I can't help thinking about Solomon - the author of Ecclesiastes - who asked that God would give him wisdom. God apparently granted his request and he wrote the book of Ecclesiastes as a sort of journal of his discoveries. He sought to understand the meaning of life and, as you probably know, everything he tried - wisdom, pleasures, work, advancement - it is all, in the end, he says, meaningless. Pretty depressing, eh? But this is how Solomon concludes his writing:

Now all has been heard; here is the conclusion of the matter: Fear God and keep his commandments, for this is the whole duty of man. (Eccl. 12:13)

This is where I'm at. There are times when I'm drawn to optimism, pessimism, cynicism and complacency - but I know that they are all dead ends, if I stay on any of these paths too long. Sometimes I find God's commandments pretty obscure and when I'm really honest, they are often counter intuitive and definitely counter cultural. But I'm thinking that counter cultural is probably not a bad thing and maybe it's just what we need. Even from a purely human point of view, it's pretty evident that our materialistic, narcissistic, consumer-driven culture and our confidence in humanity's ability to solve our own problems hasn't actually worked out all that well. Which isn't to say that we should stop trying - just that we should try something else. As for me, I think that trying to do things according to God's commands is certainly worth our best effort. And if we're going to try to live by them, it's going to take some effort to figure out just what they are and to separate them out from our cultural biases.

Hans Rookmaaker, a Dutch Christian scholar once said that "Jesus didn't come to make us Christian; he came to make us fully human." Interesting. More thoughts on that for another day!

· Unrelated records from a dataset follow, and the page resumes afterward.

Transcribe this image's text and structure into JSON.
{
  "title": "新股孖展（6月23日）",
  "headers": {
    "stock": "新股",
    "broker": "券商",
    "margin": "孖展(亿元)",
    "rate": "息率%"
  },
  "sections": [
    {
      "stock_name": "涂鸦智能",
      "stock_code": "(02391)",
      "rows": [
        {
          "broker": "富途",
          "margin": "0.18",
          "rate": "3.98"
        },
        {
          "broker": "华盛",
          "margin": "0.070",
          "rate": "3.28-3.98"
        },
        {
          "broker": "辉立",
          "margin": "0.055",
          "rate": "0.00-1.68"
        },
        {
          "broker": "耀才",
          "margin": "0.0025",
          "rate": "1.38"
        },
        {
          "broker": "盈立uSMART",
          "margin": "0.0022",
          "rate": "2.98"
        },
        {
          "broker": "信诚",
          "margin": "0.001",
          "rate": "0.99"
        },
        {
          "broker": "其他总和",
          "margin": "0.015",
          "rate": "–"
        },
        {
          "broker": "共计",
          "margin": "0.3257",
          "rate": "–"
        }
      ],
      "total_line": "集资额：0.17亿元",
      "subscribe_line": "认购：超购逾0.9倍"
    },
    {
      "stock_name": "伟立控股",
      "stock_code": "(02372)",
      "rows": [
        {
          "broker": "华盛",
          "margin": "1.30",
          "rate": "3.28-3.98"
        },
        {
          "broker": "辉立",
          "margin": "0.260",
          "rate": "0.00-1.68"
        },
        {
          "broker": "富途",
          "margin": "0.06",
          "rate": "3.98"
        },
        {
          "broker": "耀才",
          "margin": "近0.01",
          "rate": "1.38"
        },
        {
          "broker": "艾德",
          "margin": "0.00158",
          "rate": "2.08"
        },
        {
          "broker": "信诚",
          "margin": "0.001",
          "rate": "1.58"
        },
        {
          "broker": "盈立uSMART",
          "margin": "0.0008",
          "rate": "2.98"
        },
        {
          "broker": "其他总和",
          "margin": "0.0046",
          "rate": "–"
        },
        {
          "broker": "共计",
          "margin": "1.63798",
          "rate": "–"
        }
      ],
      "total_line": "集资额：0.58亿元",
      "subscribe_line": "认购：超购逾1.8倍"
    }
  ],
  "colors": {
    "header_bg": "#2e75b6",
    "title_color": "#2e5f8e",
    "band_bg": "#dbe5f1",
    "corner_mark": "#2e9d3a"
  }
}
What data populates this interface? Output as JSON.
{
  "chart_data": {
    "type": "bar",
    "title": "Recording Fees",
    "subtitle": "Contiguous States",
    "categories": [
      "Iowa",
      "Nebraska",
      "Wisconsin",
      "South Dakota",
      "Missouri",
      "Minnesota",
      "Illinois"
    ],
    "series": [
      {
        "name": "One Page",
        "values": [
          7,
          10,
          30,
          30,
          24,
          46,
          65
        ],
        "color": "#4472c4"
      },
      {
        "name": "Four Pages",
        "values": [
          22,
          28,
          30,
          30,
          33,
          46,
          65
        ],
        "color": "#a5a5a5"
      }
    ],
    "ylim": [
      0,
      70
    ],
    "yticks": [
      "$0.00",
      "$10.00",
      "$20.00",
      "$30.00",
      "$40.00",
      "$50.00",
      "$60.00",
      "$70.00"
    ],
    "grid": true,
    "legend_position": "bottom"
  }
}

Oh - one more thing - and I think I've likely said this before but I'll say it again - the biggest challenge for us in seeking to obey God OR in applying ourselves to science, is to acknowledge our limitations and to tackle the challenges with humility...


Unknown said...

Derrick Jensen's articles in Orion were provocative. Take up the fight against the current economic system! I feel that it's all too similar to "The Matrix". The extreme majority of people see nothing wrong with the system - and that the system will not look kindly on people trying to change the system. Jensen says he loves fighting the system and he loves life. (He also has a very low regard for Christianity). Jesus says that he who loves his life will lose it, but he who loses his life fighting for Him will save it.

cbmlois said...

I find that Derrick Jensen is much more radical than I am and I also am aware that both the aim and the method of his activism make me very uncomfortable. The "system", for all it's flaws, will not be changed without a real fight - a fight which would be incredibly bloody and for which the global poor, despite their numbers, are at an incredible disadvantage. The blood that is shed is likely to be theirs. It's for that reason that I cannot support efforts, no matter how well intentioned, to bring the "system" down. The alternative, I think - though I acknowledge that this attitude must be VERY frustrating to activists like Jensen - is to live out our faith, with fear and trembling (i.e. humility) in the midst of the political and economic realities that ARE. Perhaps God will use our obedience and faithfulness to bring about transformation of the oppressive structures and systems. But whether he does or doesn't, our responsibility remains the same.